Насчет расстройства по прибытию на корабли - так и вышло. Пока команды минеров, используя проломы от снарядов, ставили мины, соединяли их реквизированными на телеграфе проводами, командиры "России" и "Громобоя" столкнулись с новой бедой - половина шестидюймовых орудий, выпустивших всего-то по пять снарядов на ствол, пришла в негодность. Они беспомощно уставились в небеса, и не было никакой возможности их опустить - подъемные дуги были переломаны отдачей при выстрелах на больших углах возвышения. На возмущение офицеров, что теперь крейсера наполовину потеряли боеспособность, Руднев хладнокровно отвечал, - "лучше сейчас, а не в бою". И приказал за три дня не только заменить поломанные дуги, но и дополнительно подкрепить орудия. Возмущение Греве, который сетовал по поводу непредвиденного расхода металла и отвлечения рабочих от "более срочных задач", и вопрошал, "откуда господину контр-адмиралу известно, что виноваты именно фундаменты орудий", было привычно проигнорировано. В общем, весь Владивосток стараниями Рудева напоминал разворошенный палкой пчелиный рой. Команды номерных миноносцев и крейсеров срочно перебирали машины, готовясь к выходу для добивания поврежденных на минах японцев.

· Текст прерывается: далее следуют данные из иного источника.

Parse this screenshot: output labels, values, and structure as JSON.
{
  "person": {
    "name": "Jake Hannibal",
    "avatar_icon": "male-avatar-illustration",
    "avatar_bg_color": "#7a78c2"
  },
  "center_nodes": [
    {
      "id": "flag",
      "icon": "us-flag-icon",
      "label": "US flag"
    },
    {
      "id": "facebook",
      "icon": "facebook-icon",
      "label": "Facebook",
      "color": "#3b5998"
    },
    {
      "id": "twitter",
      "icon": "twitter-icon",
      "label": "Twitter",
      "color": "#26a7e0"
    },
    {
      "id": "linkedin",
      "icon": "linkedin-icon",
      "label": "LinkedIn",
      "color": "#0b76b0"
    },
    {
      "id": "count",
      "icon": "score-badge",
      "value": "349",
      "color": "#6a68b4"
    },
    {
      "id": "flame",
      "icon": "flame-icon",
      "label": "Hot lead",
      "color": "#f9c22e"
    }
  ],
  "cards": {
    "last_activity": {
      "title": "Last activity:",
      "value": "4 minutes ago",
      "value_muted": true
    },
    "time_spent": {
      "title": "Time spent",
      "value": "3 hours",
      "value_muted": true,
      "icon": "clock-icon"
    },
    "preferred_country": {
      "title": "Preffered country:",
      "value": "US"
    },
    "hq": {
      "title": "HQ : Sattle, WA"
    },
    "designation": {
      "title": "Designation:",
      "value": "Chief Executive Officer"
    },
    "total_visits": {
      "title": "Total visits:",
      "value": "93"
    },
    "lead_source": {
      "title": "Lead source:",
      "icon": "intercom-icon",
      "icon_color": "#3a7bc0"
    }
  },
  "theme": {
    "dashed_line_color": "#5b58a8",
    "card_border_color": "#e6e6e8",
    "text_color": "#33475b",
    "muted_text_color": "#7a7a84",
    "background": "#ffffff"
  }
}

Насчет "Рюрика" же, подумав, решили, что его шесть шестидюймовок и пара старых, но мощных орудий будут весьма не лишними. На самом деле, в бортовом залпе всех крейсеров без "Рюрика" было всего одиннадцать орудий от восьми дюймов. С "Рюриком" - тринадцать. Добавка составляла почти пятнадцать процентов, а учитывая, что шанс на пробитие брони на такой дистанции был только у крупных снарядов, стариком решили не пренебрегать. Его развернули у стенки так, чтобы он мог бить обоими восьмидюймовыми и всеми шестидюймовками орудиями правого борта. А для оптимизации углов возвышения орудий ему затопили коридоры левого борта, что дало кораблю крен в три градуса, и соответственно, повысило углы возвышения орудий.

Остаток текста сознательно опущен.